You’ll want to keep an eye on your blister every day to make sure it hasn’t gotten infected. Some signs of infection are redness and pus, and if you see these, you should call a doctor, particularly if you have a pre-existing condition such as diabetes where you are more prone to infection.

Running sport shoes closeup outdoors in action on mountain road. Male shoes on young man training in beautiful landscape. Slight motion blur, focus in back running shoe.

How do you prevent blisters from occurring?

Ideally, though, you won’t ever have to deal with treating blisters, because there are ways to prevent them from occurring in the first place. In this section, we’ll cover a wide variety of tactics you can use to prevent blisters.

Don’t skimp on socks

Just as good running shoes are important for runners, so are good running socks. High-quality, moisture-wicking socks that are contoured to your foot stay in place when you run. This means less rubbing, and less rubbing means fewer blisters.

Socks made of synthetic fibers, not cotton, and socks with no seams are the A-standard. Plus, if you get socks specifically made for running, they will be anatomically shaped.

Some people even choose to wear two pair of socks to deter blisters, thinking that any friction will occur between the two sock layers as opposed to the skin and the sock.

Wear the correct size shoe

This might be a bit paradoxical, but you want to wear at least a half of a size larger in a running shoe than your street shoe.

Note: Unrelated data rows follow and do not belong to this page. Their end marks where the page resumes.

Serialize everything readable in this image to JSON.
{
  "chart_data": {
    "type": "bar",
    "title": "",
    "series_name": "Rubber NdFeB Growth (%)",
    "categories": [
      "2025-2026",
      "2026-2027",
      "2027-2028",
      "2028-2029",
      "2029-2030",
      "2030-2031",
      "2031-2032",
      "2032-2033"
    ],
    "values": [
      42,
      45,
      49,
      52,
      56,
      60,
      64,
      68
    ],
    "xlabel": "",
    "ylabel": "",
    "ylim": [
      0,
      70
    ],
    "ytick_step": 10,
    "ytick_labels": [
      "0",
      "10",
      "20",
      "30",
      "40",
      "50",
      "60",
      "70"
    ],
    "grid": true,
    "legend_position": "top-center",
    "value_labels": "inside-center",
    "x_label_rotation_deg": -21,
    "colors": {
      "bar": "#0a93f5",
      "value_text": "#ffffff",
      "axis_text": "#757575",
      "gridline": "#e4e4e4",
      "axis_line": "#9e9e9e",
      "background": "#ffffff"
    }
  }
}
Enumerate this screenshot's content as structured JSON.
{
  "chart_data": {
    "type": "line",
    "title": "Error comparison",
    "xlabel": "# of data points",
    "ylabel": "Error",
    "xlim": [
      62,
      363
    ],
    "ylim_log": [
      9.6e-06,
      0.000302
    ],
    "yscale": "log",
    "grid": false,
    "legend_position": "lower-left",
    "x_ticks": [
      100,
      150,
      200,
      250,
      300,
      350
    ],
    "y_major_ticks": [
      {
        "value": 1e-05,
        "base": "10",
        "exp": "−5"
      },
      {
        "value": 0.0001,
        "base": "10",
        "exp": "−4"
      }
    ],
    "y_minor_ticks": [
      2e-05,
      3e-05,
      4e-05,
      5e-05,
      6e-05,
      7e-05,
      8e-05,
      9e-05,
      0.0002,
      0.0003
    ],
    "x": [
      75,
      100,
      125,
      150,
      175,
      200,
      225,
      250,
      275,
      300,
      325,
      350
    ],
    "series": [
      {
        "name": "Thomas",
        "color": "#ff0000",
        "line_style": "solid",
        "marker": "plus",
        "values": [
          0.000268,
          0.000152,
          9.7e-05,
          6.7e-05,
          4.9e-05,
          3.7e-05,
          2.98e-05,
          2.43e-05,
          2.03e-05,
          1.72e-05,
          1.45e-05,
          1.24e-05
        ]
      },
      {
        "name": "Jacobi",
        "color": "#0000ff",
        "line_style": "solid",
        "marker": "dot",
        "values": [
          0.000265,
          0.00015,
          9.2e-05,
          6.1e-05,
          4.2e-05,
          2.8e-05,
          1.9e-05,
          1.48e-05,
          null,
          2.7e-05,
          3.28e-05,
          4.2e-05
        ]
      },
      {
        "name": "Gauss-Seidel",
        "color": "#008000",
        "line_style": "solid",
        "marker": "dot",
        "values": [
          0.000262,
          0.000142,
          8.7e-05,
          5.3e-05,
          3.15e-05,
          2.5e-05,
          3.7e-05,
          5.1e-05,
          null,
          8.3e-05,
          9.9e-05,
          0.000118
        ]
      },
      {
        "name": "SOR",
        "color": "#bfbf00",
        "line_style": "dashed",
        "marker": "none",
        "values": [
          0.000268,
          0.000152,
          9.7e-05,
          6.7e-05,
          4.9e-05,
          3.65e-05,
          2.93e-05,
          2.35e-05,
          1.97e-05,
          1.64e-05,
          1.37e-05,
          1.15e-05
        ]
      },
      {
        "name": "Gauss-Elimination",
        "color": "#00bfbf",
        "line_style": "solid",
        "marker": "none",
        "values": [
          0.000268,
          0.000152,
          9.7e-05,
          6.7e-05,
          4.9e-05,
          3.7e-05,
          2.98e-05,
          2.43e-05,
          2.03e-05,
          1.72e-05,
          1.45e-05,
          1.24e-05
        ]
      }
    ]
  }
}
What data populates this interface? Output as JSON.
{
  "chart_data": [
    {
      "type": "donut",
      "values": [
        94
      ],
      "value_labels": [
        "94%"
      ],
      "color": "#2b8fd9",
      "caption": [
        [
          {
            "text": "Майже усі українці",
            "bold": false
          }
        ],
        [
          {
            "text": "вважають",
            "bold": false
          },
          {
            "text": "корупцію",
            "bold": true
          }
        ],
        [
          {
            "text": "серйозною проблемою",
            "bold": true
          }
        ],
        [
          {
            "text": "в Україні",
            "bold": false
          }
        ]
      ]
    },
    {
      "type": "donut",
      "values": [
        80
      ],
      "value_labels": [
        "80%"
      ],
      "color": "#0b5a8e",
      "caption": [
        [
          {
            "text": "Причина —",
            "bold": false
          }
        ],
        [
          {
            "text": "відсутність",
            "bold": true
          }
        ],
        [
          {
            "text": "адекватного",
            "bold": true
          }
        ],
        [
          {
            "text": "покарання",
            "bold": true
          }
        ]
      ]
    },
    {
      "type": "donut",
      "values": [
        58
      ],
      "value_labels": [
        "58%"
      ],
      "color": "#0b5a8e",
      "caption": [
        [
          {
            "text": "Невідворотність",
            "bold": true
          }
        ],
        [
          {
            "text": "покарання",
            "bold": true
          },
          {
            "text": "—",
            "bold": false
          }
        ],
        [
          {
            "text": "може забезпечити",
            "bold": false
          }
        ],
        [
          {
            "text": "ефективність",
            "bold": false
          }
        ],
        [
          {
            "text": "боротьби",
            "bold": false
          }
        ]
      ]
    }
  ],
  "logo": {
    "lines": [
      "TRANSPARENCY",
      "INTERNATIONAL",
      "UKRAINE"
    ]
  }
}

You need to have a little room in your toebox.

Most people wear shoes that are a half a size too small, so if you find yourself getting blisters a lot, you might want to check the size of your running shoes. If it’s the size you’d normally wear for a street shoe, go at least a half a size up and see if that gets rid of the blisters.

Check out our article on choosing road running shoes

Use glide or petroleum (or non-petroleum) jelly

If you know the places where you are prone to get blisters, you can use a lubricant like BodyGlide or Vaseline on problem spots. But make sure that you don’t overdo it on your feet, as too much lubricant there will cause your feet to slide around in your shoes.

Use tape or padding for added protection

Another option if you know your “hot spots” is to use tape or padding for extra protection. Make sure if you do, though, that the moleskin or athletic tape is tight and smooth, but not too tight. Also, you don’t want any wrinkles, as that can cause rubbing and chafing.

Don’t shave calluses if you get a pedicure

This probably doesn’t apply to any men reading this article, but for all of us women, who doesn’t love a pedicure? You come out after a relaxing hour with your feet feeling so much smoother thanks to the removed calluses!

If you’re a runner, though, no calluses isn’t a good thing, because they serve as blister protection for your feet. Just tell the individual giving you the pedicure to nix the removal of calluses with a razor or emery board. You don’t want to be more at risk for blisters!

In the end, if you have any chafing going on when you’re running, there’s a good chance that you might develop some blisters. Hopefully this article gave you some good tips about how to prevent blisters as well as how to treat them. Good luck running blister-free!